So I thought I was slick leaving his room this morning all incognito. Little did I know I was wearing his football jersey with his name across the back... stilettos & my bra was left behind. never seeing that again
dude. how can brian from family drink at fucking bars? he's a dog and definitaly doesn't have pockets.
He had to pee in the sink beside my head because the girl that I was taking care of was passed out on the toilet. To answer your question: yes i took a peek. Thats why we hooked up later.
he somehow instantly knew i was from vermont.
it probably had something to do with chasing your soco with maply syrup.
Blew a line and having a jolly rancher... the day is looking up.
Well I turned her sobriety into my own personal drinking game
Attn: you have now used your free, one time admission to pleasure town.

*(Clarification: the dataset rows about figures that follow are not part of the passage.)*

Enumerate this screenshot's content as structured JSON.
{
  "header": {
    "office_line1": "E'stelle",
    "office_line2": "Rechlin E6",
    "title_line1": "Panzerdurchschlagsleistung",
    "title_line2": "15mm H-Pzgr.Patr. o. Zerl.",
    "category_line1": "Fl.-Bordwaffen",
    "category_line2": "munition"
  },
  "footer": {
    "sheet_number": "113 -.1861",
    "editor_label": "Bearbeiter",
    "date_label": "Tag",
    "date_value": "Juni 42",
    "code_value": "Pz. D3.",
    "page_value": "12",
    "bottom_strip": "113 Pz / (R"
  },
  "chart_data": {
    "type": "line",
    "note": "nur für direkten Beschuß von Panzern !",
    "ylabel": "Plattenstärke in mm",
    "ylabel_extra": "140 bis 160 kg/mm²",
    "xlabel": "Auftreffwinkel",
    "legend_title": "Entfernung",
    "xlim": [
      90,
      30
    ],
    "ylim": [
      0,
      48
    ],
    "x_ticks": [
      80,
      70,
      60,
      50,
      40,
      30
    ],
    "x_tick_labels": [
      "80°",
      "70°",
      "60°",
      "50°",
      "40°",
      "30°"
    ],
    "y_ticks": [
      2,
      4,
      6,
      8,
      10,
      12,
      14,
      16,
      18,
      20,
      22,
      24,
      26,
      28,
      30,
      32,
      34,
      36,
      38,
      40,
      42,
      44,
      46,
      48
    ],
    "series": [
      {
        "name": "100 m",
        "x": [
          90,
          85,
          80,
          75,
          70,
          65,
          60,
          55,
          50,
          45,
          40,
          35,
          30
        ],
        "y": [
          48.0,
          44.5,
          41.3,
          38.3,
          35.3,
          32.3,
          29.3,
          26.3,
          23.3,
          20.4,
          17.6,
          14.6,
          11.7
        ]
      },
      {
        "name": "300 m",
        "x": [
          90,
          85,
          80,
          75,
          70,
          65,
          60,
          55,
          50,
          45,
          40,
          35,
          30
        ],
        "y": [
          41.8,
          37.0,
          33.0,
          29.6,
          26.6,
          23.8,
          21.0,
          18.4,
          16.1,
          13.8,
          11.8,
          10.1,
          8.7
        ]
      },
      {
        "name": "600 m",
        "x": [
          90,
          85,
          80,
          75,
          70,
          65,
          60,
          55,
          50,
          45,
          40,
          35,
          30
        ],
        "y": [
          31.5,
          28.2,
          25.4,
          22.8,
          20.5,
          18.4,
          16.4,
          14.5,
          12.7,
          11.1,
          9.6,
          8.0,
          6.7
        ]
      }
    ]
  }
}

Thank you for visiting I hope you enjoyed your trip. All future trips to P.T. Will cost you full admission price. We have different pricing plans to accommodate different situations, and remember it is more of a bartering system than a set price. Your patronage is always welcomed and once again thank you for visiting and have a fantastic evening.
I would lick a homeless mans crack teeth for a cup of coffee right now.
I'm drinking wine from the cap of my laundry detergent container, wearing my bed sheet as a cape. How do you think I'm taking it?
There are people taking shots out of a turtle shell.
There no better feeling of self control than stopping yourself before telling your girlfriend she gives head just like her sister.
He wants to buy me a drink to apologize for sending me a pic of his dick. Welcome to my life.
Red flag bro. Her only friends are barflys and a teen with a fake ID
So far I've taken two naps, went out and bought a pizza called the Hipster, and in 15 min I'm gonna make a snow angel. Conquering Snowlandia. How bout you?
Definitely ended up doing Coke with Chewbacca in the porta potty behind the haunted house.